夏に香港の街を歩いていると頭上から水が落ちてくる事がある。水といっても、髪がずぶ濡れになるような量の水ではなく、何か頭上から落ちてきたなと気付く程度の水滴が落ちてくる。ビルの外に設置されたエアコンの室外機から落ちてくる水滴だ。香港では頭上から落下する水滴に気を付けないといけない。また頭上を眺めていると、どすんと人とぶつかるなんてこともある。「通路の真ん中で突っ立ってんじゃねえ」と顔に嫌悪感が溢れた通行人が立ち去る。ときには、路上で前方から歩いて来る人とぶつかりそうになり、その人をかわそうとすると、相手もかわそうとする。そして二人共、右にいったり、左にいったり、お互いがお互いの進行方向を邪魔してしまう。香港では人の動きに気を付けないといけない。また横断歩道を渡ろうとすると車がわずかな隙間を狙って進行しようとする。あの攻め攻めな態度に香港を感じられずにはいられない。入る込むスキさえ見つければ、あとは全力で突っ込むのみというあの瞬間的な判断力。香港では車の動きに気をつけないといけない。香港で気をつける場所。それは頭上、路上、そして横断歩道。つまりは香港人の行動。香港は観察するものに溢れている。観察するものは香港人の行動。そんな香港人の心意気を紹介している香港本が「香港頭上観察」だ。

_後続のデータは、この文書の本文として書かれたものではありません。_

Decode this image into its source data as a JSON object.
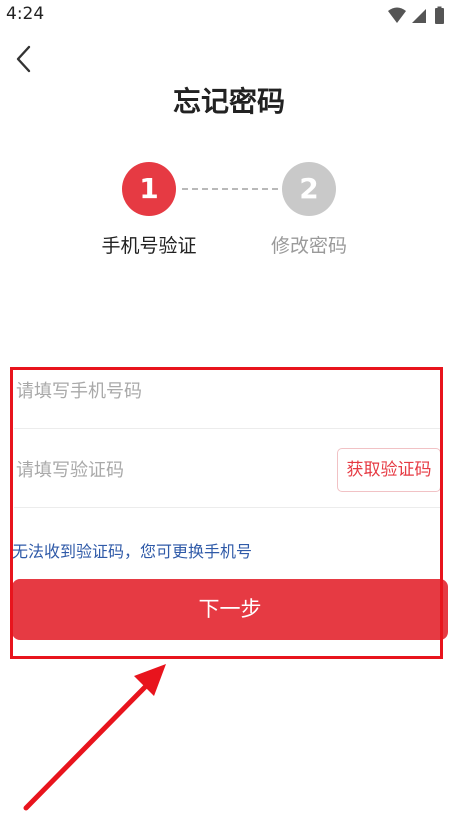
{
  "status_bar": {
    "time": "4:24",
    "icons": [
      "wifi-icon",
      "signal-icon",
      "battery-icon"
    ]
  },
  "header": {
    "back_icon": "chevron-left-icon",
    "title": "忘记密码"
  },
  "steps": [
    {
      "number": "1",
      "label": "手机号验证",
      "state": "active"
    },
    {
      "number": "2",
      "label": "修改密码",
      "state": "inactive"
    }
  ],
  "form": {
    "phone_placeholder": "请填写手机号码",
    "phone_value": "",
    "code_placeholder": "请填写验证码",
    "code_value": "",
    "get_code_label": "获取验证码",
    "change_phone_link": "无法收到验证码，您可更换手机号",
    "next_label": "下一步"
  },
  "colors": {
    "accent": "#e63a43",
    "inactive_step": "#c9c9c9",
    "link": "#2f5aa8",
    "annotation": "#e8141d"
  }
}
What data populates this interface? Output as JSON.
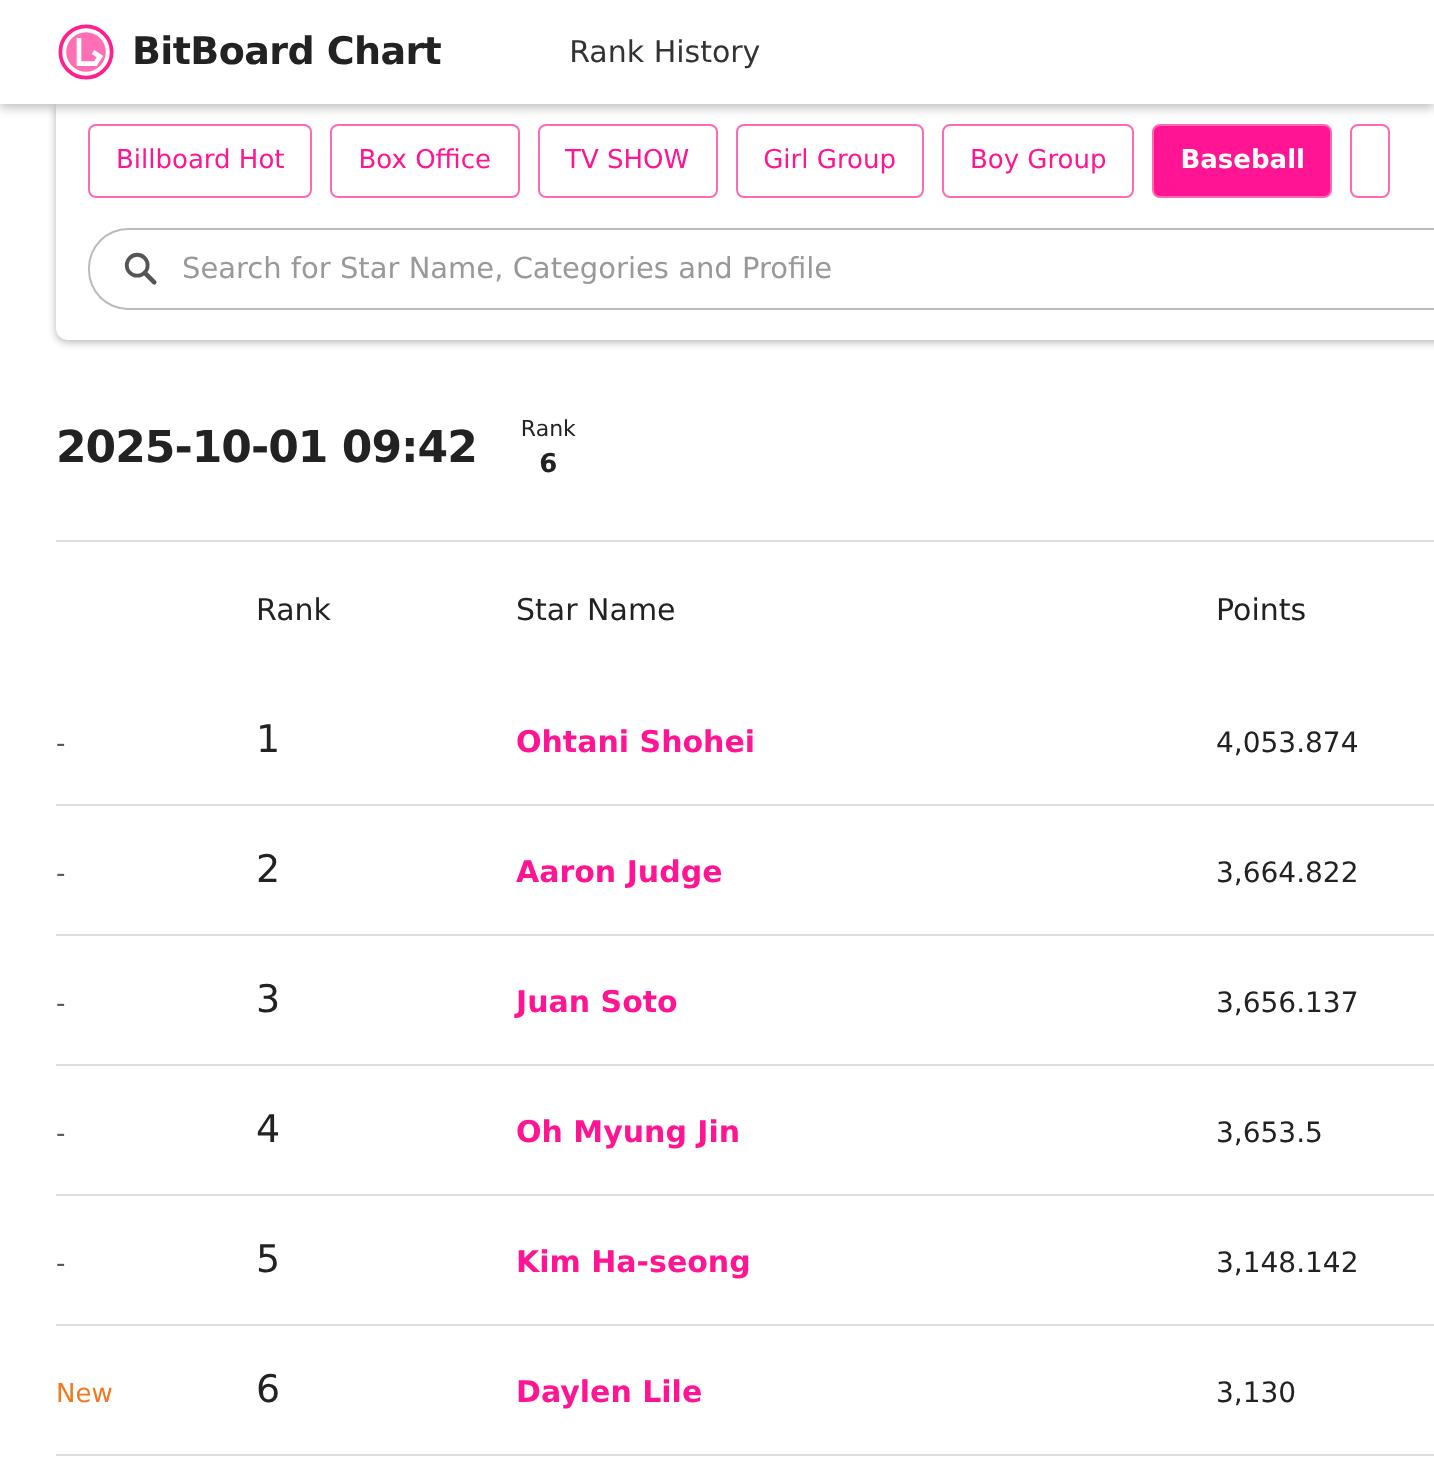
{
  "header": {
    "brand": "BitBoard Chart",
    "nav": [
      "Rank History"
    ]
  },
  "tabs": [
    {
      "label": "Billboard Hot",
      "selected": false
    },
    {
      "label": "Box Office",
      "selected": false
    },
    {
      "label": "TV SHOW",
      "selected": false
    },
    {
      "label": "Girl Group",
      "selected": false
    },
    {
      "label": "Boy Group",
      "selected": false
    },
    {
      "label": "Baseball",
      "selected": true
    }
  ],
  "search": {
    "placeholder": "Search for Star Name, Categories and Profile"
  },
  "snapshot": {
    "datetime": "2025-10-01 09:42",
    "rank_label": "Rank",
    "rank": "6"
  },
  "table": {
    "columns": [
      "",
      "Rank",
      "Star Name",
      "Points"
    ],
    "rows": [
      {
        "change": "-",
        "kind": "same",
        "rank": "1",
        "name": "Ohtani Shohei",
        "points": "4,053.874"
      },
      {
        "change": "-",
        "kind": "same",
        "rank": "2",
        "name": "Aaron Judge",
        "points": "3,664.822"
      },
      {
        "change": "-",
        "kind": "same",
        "rank": "3",
        "name": "Juan Soto",
        "points": "3,656.137"
      },
      {
        "change": "-",
        "kind": "same",
        "rank": "4",
        "name": "Oh Myung Jin",
        "points": "3,653.5"
      },
      {
        "change": "-",
        "kind": "same",
        "rank": "5",
        "name": "Kim Ha-seong",
        "points": "3,148.142"
      },
      {
        "change": "New",
        "kind": "new",
        "rank": "6",
        "name": "Daylen Lile",
        "points": "3,130"
      }
    ]
  }
}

赤瀬川原平の「香港頭上観察」は彼が香港の街を歩き、心に引っ掛かった対象を撮影し、そこに一言二言の文章を添えた本。写真がメインの香港観察本。ふと、香港の友人に「本」という字には、オリジナルという意味があるということを教えてもらったこと思い出す。香港本のほとんどが、旅行や食やショッピングに関するものだからそういう意味でもこの本は稀な部類でもある。この本は香港が中国に返還された1997年に出版されている。返還から17年が過ぎた。
本の構成は写真に、赤瀬川原平の香港観察が加味された数行の文章。そこから著者の香港観察の視点が伝わってくる。本の中に登場する写真は香港の街を普通に歩いていれば目にするものばかりだ。珍しい物や綺麗なものはない。本の中には香港のいつも通りの姿がある。が、赤瀬川原平が香港で感じた「垂直性」と「自制心の無さ」というものに興味がひかれる。垂直性というのは、本の中でも書かれているけど、「自分の地所を目いっぱい使うために、可能な限り背伸びしている」という上へ上へ伸びようとする気概。そして自制心の無さというのは「やれることは何でもやるという勢いで、それが建物のプロポーションににじみ出ている」ということ。赤瀬川原平は対象を観察し、香港人の行動規範を想像する。
香港の街を歩いていると香港人の態度が建物出ていて爽快感を得る事がある。そして香港はコンクリートに囲まれているにも関わらず、冷たい感じがしない。それは香港人が自分達が住んでいる街を自分好みにカスタマイズしたかのように、DIYの精神を感じるからだと思う。自分達が好きなように生きるんだ!という気概が建物、そして街から感じるのは清々しい。 そして建物が人間らしく感じてしまう。街の手作り感が香港にはあって、それが羨ましい。